### Import water supply data & create supply table
Here we download the raw supply data for years 2000, 2005, and 2010 from from downscaled CMIP5 hydrology projections ([link](http://gdo-dcp.ucllnl.org/downscaled_cmip_projections/techmemo/BCSD5HydrologyMemo.pdf)).

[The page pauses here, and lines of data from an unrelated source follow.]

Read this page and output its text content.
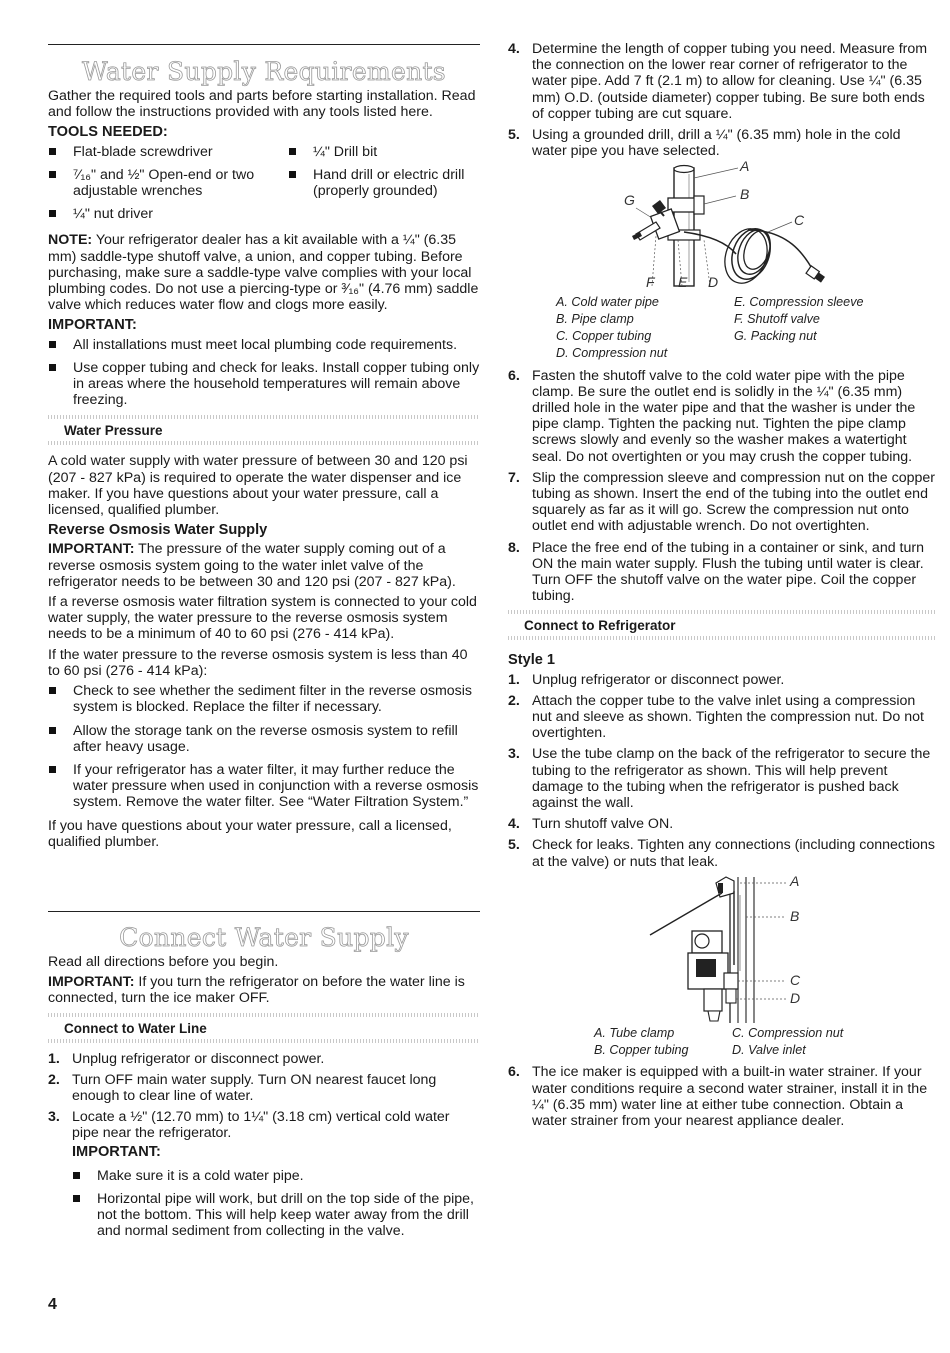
Water Supply Requirements

Gather the required tools and parts before starting installation. Read and follow the instructions provided with any tools listed here.

TOOLS NEEDED:
Flat-blade screwdriver	¼" Drill bit
⁷⁄₁₆" and ½" Open-end or two adjustable wrenches
Hand drill or electric drill (properly grounded)
¼" nut driver

NOTE: Your refrigerator dealer has a kit available with a ¼" (6.35 mm) saddle-type shutoff valve, a union, and copper tubing. Before purchasing, make sure a saddle-type valve complies with your local plumbing codes. Do not use a piercing-type or ³⁄₁₆" (4.76 mm) saddle valve which reduces water flow and clogs more easily.

IMPORTANT:
All installations must meet local plumbing code requirements.
Use copper tubing and check for leaks. Install copper tubing only in areas where the household temperatures will remain above freezing.
Water Pressure

A cold water supply with water pressure of between 30 and 120 psi (207 - 827 kPa) is required to operate the water dispenser and ice maker. If you have questions about your water pressure, call a licensed, qualified plumber.

Reverse Osmosis Water Supply

IMPORTANT: The pressure of the water supply coming out of a reverse osmosis system going to the water inlet valve of the refrigerator needs to be between 30 and 120 psi (207 - 827 kPa).

If a reverse osmosis water filtration system is connected to your cold water supply, the water pressure to the reverse osmosis system needs to be a minimum of 40 to 60 psi (276 - 414 kPa).

If the water pressure to the reverse osmosis system is less than 40 to 60 psi (276 - 414 kPa):

Check to see whether the sediment filter in the reverse osmosis system is blocked. Replace the filter if necessary.
Allow the storage tank on the reverse osmosis system to refill after heavy usage.
If your refrigerator has a water filter, it may further reduce the water pressure when used in conjunction with a reverse osmosis system. Remove the water filter. See “Water Filtration System.”

If you have questions about your water pressure, call a licensed, qualified plumber.

Connect Water Supply

Read all directions before you begin.

IMPORTANT: If you turn the refrigerator on before the water line is connected, turn the ice maker OFF.

Connect to Water Line
1. Unplug refrigerator or disconnect power.
2. Turn OFF main water supply. Turn ON nearest faucet long enough to clear line of water.
3. Locate a ½" (12.70 mm) to 1¼" (3.18 cm) vertical cold water pipe near the refrigerator.
IMPORTANT:
Make sure it is a cold water pipe.
Horizontal pipe will work, but drill on the top side of the pipe, not the bottom. This will help keep water away from the drill and normal sediment from collecting in the valve.
4
4. Determine the length of copper tubing you need. Measure from the connection on the lower rear corner of refrigerator to the water pipe. Add 7 ft (2.1 m) to allow for cleaning. Use ¼" (6.35 mm) O.D. (outside diameter) copper tubing. Be sure both ends of copper tubing are cut square.
5. Using a grounded drill, drill a ¼" (6.35 mm) hole in the cold water pipe you have selected.
A
B
C
G
F E D
A. Cold water pipe
B. Pipe clamp
C. Copper tubing
D. Compression nut
E. Compression sleeve
F. Shutoff valve
G. Packing nut
6. Fasten the shutoff valve to the cold water pipe with the pipe clamp. Be sure the outlet end is solidly in the ¼" (6.35 mm) drilled hole in the water pipe and that the washer is under the pipe clamp. Tighten the packing nut. Tighten the pipe clamp screws slowly and evenly so the washer makes a watertight seal. Do not overtighten or you may crush the copper tubing.
7. Slip the compression sleeve and compression nut on the copper tubing as shown. Insert the end of the tubing into the outlet end squarely as far as it will go. Screw the compression nut onto outlet end with adjustable wrench. Do not overtighten.
8. Place the free end of the tubing in a container or sink, and turn ON the main water supply. Flush the tubing until water is clear. Turn OFF the shutoff valve on the water pipe. Coil the copper tubing.
Connect to Refrigerator
Style 1
1. Unplug refrigerator or disconnect power.
2. Attach the copper tube to the valve inlet using a compression nut and sleeve as shown. Tighten the compression nut. Do not overtighten.
3. Use the tube clamp on the back of the refrigerator to secure the tubing to the refrigerator as shown. This will help prevent damage to the tubing when the refrigerator is pushed back against the wall.
4. Turn shutoff valve ON.
5. Check for leaks. Tighten any connections (including connections at the valve) or nuts that leak.
A
B
C
D
A. Tube clamp
B. Copper tubing
C. Compression nut
D. Valve inlet
6. The ice maker is equipped with a built-in water strainer. If your water conditions require a second water strainer, install it in the ¼" (6.35 mm) water line at either tube connection. Obtain a water strainer from your nearest appliance dealer.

These data include monthly estimates of runoff, precipitation, evapotranspiration, and soil moisture content at a 1/8th degree spatial resolution across the US for the period of 1950 to 2099. Estimates are provided for 21 different climate projection ensembles applied to the Variable Infiltration Capacity (VIC) Macroscale Hydrologic Model ([link](http://vic.readthedocs.io/en/master/)); see the PDF document for a complete list. For demonstration purposes, this project uses the National Center for Atmospheric Research CCSM4 2.6 projection ensembles as the base data for water supply figures. 
 
The steps involved include:

* Download monthly runoff (total_runoff), precipitation (pr), evapotranspiration (et), and soil moisture content (smc) data, in NetCDF format, from a central data repository ([link](ftp://gdo-dcp.ucllnl.org/pub/dcp/archive/cmip5/hydro/BCSD_mon_VIC_nc/ccsm4_rcp26_r1i1p1/)) for a given sample year (2000, 2005, and 2010).

* For each year and parameter combination:

    * Extract the monthly data from the downloaded NetCDF files into 4-dimensional NumPy arrays (time, parameter value, latitude, longitude).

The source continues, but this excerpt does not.